In an affidavit sworn in by Anthony Jjumba – the head of Investigations, LBT wanted the High Court to issue an injunction restraining the government from implementing the presidential directive. The affidavit said that the directive was a blatant violation of the government’s obligations to respect, uphold and promote fundamental rights to good governance, fairness, and equality of economic opportunity.
It added that the directive also went beyond the permissible exercise of state power by the president in regulating business; it was discriminatory, unlawful and unacceptable, and demonstrably unjustifiable in a free and democratic society. LBT also argued that the presidential directive also kept out other potential operators and that this would worsen corruption and abuse of power by those holding political and other public offices and that it was detrimental to public good or welfare for good governance.
The application was opposed by the Attorney General who through an affidavit sworn in by Rev. Justas Frank Tukwasibwe contended that the application was bad in law, speculative, moot, misconceived, and should be dismissed with costs. He added that the agreement signed between the government and Mahati Infra Services Private Ltd does not in any way threaten the rights of Ugandans protected in the constitution.
He said even if this were to be the matter, the High Court would be the wrong place to run to adding that matters relating to human rights are determined by the Constitutional Court.
In his ruling, Justice Musa Ssekaana agreed with the reasoning of the Attorney General that LBT’s application does not show how any of the articles of the Constitution are being violated. He said that the application was not for enforcement of rights as contended but rather public interest litigation or a judicial review matter challenging the actions and decisions of the government.
“This court will not allow the applicant to devise an alternative procedure in order to circumvent the set procedure. The applicant is only trying to access court through the ‘window’ instead of the door that has been prescribed by the Constitution. Justice is to be rendered in accordance with the law and set principles and procedures. The Constitution is silent as to the procedure to be followed or how to access courts to seek redress outside constitutional interpretation and enforcement of human rights. The necessary procedure must be followed from the existing legislation like the Judicature Act or Civil Procedure Act and not invent any procedure the applicant finds convenient or comes to his imagination.

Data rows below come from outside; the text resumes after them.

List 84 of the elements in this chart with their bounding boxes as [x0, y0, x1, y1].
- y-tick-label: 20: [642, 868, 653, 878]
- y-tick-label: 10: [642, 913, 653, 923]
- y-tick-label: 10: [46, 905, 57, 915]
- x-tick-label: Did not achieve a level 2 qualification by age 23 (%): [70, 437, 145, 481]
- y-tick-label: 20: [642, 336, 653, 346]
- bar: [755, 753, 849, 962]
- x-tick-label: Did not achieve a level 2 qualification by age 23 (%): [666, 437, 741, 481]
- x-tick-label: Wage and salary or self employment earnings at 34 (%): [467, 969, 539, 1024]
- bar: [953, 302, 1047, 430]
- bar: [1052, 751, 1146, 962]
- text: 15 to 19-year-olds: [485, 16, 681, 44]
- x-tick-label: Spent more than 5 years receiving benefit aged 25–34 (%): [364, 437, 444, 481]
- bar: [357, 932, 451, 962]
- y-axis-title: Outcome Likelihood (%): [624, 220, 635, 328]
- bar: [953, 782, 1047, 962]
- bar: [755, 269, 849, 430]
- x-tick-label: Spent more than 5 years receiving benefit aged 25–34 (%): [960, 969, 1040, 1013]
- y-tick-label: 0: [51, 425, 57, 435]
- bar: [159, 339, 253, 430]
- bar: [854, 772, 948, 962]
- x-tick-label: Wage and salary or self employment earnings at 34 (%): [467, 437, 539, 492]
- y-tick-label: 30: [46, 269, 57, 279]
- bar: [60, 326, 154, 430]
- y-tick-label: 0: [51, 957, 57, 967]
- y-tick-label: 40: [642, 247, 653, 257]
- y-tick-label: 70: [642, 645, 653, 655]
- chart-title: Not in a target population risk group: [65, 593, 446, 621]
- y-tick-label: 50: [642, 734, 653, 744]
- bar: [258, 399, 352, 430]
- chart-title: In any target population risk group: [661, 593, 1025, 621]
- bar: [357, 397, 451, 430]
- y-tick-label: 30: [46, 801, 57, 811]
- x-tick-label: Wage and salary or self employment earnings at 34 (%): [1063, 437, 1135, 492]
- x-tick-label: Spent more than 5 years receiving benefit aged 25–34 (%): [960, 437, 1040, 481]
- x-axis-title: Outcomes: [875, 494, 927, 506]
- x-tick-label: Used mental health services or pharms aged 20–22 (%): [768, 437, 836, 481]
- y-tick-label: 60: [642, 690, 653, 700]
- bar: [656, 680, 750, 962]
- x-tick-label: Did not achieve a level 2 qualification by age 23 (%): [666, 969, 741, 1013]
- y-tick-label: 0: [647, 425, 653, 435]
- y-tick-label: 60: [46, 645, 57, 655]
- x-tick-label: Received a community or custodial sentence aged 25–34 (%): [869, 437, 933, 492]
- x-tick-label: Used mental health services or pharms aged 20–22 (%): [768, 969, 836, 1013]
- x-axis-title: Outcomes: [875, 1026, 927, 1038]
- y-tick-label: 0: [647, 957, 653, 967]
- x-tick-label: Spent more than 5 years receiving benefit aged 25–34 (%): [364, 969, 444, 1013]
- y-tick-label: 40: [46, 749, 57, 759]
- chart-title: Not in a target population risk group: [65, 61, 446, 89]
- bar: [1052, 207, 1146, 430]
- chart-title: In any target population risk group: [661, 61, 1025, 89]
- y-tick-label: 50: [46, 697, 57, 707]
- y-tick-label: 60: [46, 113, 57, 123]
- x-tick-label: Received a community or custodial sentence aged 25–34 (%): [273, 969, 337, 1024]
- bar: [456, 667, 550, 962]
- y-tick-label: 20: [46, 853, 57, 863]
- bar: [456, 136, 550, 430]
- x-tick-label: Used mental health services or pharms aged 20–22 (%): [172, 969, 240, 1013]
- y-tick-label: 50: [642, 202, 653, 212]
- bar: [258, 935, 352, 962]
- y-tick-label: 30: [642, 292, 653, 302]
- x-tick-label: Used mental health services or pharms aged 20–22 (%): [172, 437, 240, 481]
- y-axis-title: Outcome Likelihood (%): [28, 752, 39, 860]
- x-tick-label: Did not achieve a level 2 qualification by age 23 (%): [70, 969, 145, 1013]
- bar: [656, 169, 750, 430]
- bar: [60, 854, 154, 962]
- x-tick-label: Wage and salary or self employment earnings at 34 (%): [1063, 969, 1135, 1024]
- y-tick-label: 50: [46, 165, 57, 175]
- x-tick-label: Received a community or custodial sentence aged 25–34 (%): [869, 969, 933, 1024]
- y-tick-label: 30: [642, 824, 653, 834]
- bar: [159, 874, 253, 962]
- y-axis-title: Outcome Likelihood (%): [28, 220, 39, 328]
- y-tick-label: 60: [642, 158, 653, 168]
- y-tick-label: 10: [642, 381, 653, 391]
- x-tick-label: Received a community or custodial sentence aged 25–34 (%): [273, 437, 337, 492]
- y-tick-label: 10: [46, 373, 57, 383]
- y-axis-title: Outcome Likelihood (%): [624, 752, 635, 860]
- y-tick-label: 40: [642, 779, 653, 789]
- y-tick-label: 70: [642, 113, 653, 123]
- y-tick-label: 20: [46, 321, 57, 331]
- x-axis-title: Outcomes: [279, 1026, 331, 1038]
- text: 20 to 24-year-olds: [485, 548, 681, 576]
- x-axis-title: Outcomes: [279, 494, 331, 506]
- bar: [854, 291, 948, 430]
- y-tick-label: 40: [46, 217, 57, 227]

The applicant is trying to convert any alleged transgressions into a human rights issue for the enforcement of rights. This unacceptable and courts will guard jealously their constitutional mandate from being abused by busy bodies or meddlesome intermeddles like the applicant,” the ruling reads in parts.
It adds that the application did not involve any violation of rights and it had no basis to be baptized as an enforcement of rights application. “From the applicant’s pleadings, it is very clear that the applicant seems to seek to enforce public interest actions on behalf of the people of Uganda. This court does not, therefore, have jurisdiction to handle it and as the right forum under Rule 7 (2) for the orders and reliefs sought is the Constitutional Court as stated,” held Ssekaana.

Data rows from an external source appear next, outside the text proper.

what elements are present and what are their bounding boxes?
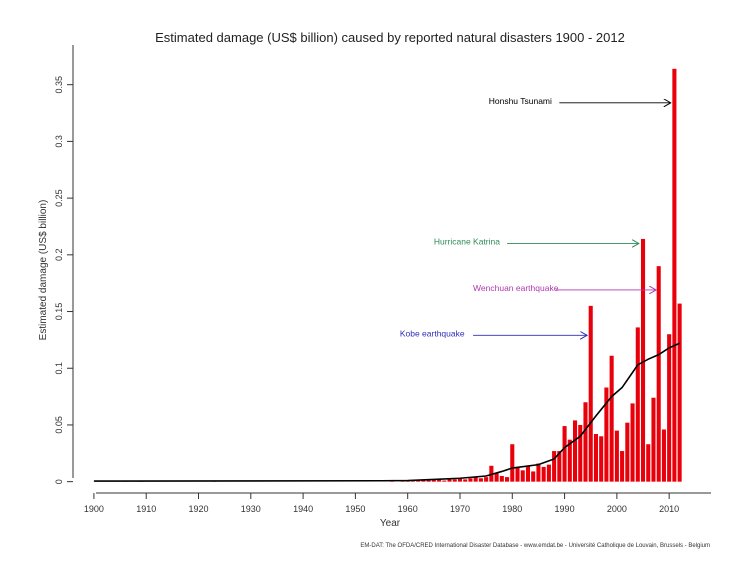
bar-2000 [614, 430, 619, 482]
bar-1992 [572, 420, 578, 482]
bar-1988 [552, 451, 557, 482]
bar-1977 [494, 472, 499, 482]
bar-2011 [672, 68, 677, 482]
annotations: Honshu Tsunami Hurricane Katrina Wenchuan … [400, 96, 671, 339]
y-axis-title: Estimated damage (US$ billion) [38, 200, 49, 341]
bar-1981 [515, 466, 520, 482]
annotation-kobe-earthquake: Kobe earthquake [400, 328, 465, 338]
bar-1965 [431, 479, 436, 482]
bar-1983 [525, 465, 531, 482]
x-tick-label-1980: 1980 [502, 504, 522, 514]
y-tick-label-2: 0.1 [54, 362, 64, 375]
x-axis-title: Year [380, 518, 401, 529]
bar-1984 [531, 471, 536, 482]
bar-1993 [578, 424, 583, 482]
bar-1995 [588, 305, 593, 482]
bar-1959 [400, 481, 405, 482]
bar-1994 [583, 402, 588, 482]
bar-1989 [557, 451, 562, 482]
chart-title: Estimated damage (US$ billion) caused by… [155, 30, 625, 45]
bar-1997 [599, 436, 604, 482]
bar-2006 [646, 444, 651, 482]
bar-1974 [478, 478, 483, 482]
bar-1986 [541, 466, 546, 482]
x-tick-label-2000: 2000 [607, 504, 627, 514]
trend-line [93, 342, 680, 482]
bar-2010 [667, 334, 672, 482]
bar-1987 [546, 464, 551, 482]
x-tick-label-1900: 1900 [84, 504, 104, 514]
y-tick-label-4: 0.2 [54, 249, 64, 262]
x-tick-label-1920: 1920 [188, 504, 208, 514]
bar-1966 [437, 479, 442, 482]
y-tick-label-3: 0.15 [54, 303, 64, 321]
x-tick-label-1940: 1940 [293, 504, 313, 514]
bar-1998 [604, 387, 609, 482]
x-tick-label-1970: 1970 [450, 504, 470, 514]
annotation-hurricane-katrina: Hurricane Katrina [434, 237, 500, 247]
bar-2004 [635, 327, 640, 482]
bar-2008 [656, 266, 661, 482]
annotation-wenchuan-earthquake: Wenchuan earthquake [473, 283, 559, 293]
y-tick-label-7: 0.35 [54, 76, 64, 94]
bar-1967 [442, 480, 447, 482]
bar-2009 [661, 429, 666, 482]
y-tick-label-6: 0.3 [54, 135, 64, 148]
x-tick-label-1910: 1910 [136, 504, 156, 514]
bar-1991 [567, 439, 572, 482]
bar-1999 [609, 355, 614, 482]
annotation-honshu-tsunami: Honshu Tsunami [489, 96, 552, 106]
bar-1969 [452, 479, 457, 482]
x-tick-label-1930: 1930 [241, 504, 261, 514]
x-tick-label-1990: 1990 [555, 504, 575, 514]
y-tick-label-1: 0.05 [54, 416, 64, 434]
y-tick-label-5: 0.25 [54, 189, 64, 207]
bar-1996 [593, 434, 598, 482]
axes: 1900 1910 1920 1930 1940 1950 1960 1970 1980 1990… [54, 45, 711, 514]
bar-2002 [625, 422, 630, 482]
bar-1975 [484, 477, 489, 482]
bar-2003 [630, 403, 635, 482]
bar-1978 [499, 475, 504, 482]
bar-1970 [457, 478, 463, 482]
source-note: EM-DAT: The OFDA/CRED International Disa… [360, 543, 710, 549]
bar-2012 [677, 303, 682, 482]
x-tick-label-1950: 1950 [345, 504, 365, 514]
bar-1980 [510, 444, 515, 482]
bar-1971 [463, 479, 468, 482]
bar-2005 [640, 238, 646, 482]
bar-1961 [410, 481, 415, 482]
bar-1972 [468, 478, 473, 482]
bar-1979 [505, 477, 510, 482]
x-tick-label-1960: 1960 [398, 504, 418, 514]
bar-1963 [421, 480, 426, 482]
bar-1990 [562, 426, 567, 482]
plot-area [93, 68, 682, 482]
bar-2001 [620, 451, 625, 482]
bar-1964 [426, 479, 431, 482]
x-tick-label-2010: 2010 [659, 504, 679, 514]
bar-1982 [520, 470, 525, 482]
bar-1985 [536, 463, 541, 482]
bar-1973 [473, 477, 478, 482]
bar-1968 [447, 479, 452, 482]
bar-2007 [651, 397, 656, 482]
y-tick-label-0: 0 [54, 479, 64, 484]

He added that even in the Constitutional Court where such an application would be filed, public interest litigation must also be scrutinized in order to limit abuse of the court process. He said that litigation does not become public interest merely because questions of law of general public importance arise but rather must be concrete on what rights of the public have been abused. “Litigation cannot provide an avenue for substituted governance nor can the Court, in a democratic set-up governed by separation of powers assume to itself the task of governance which the Constitution leaves to elected representatives or to Executive members through expert bodies who are accountable to the collective wisdom of the Legislature or Executive.
His application would still have failed to satisfy the test of substantial public interest and there is no genuine public harm or public injury. This application was for a private motive or oblique motive or ulterior motive. For the reasons above, this application fails and is dismissed with costs,” said Ssekaana.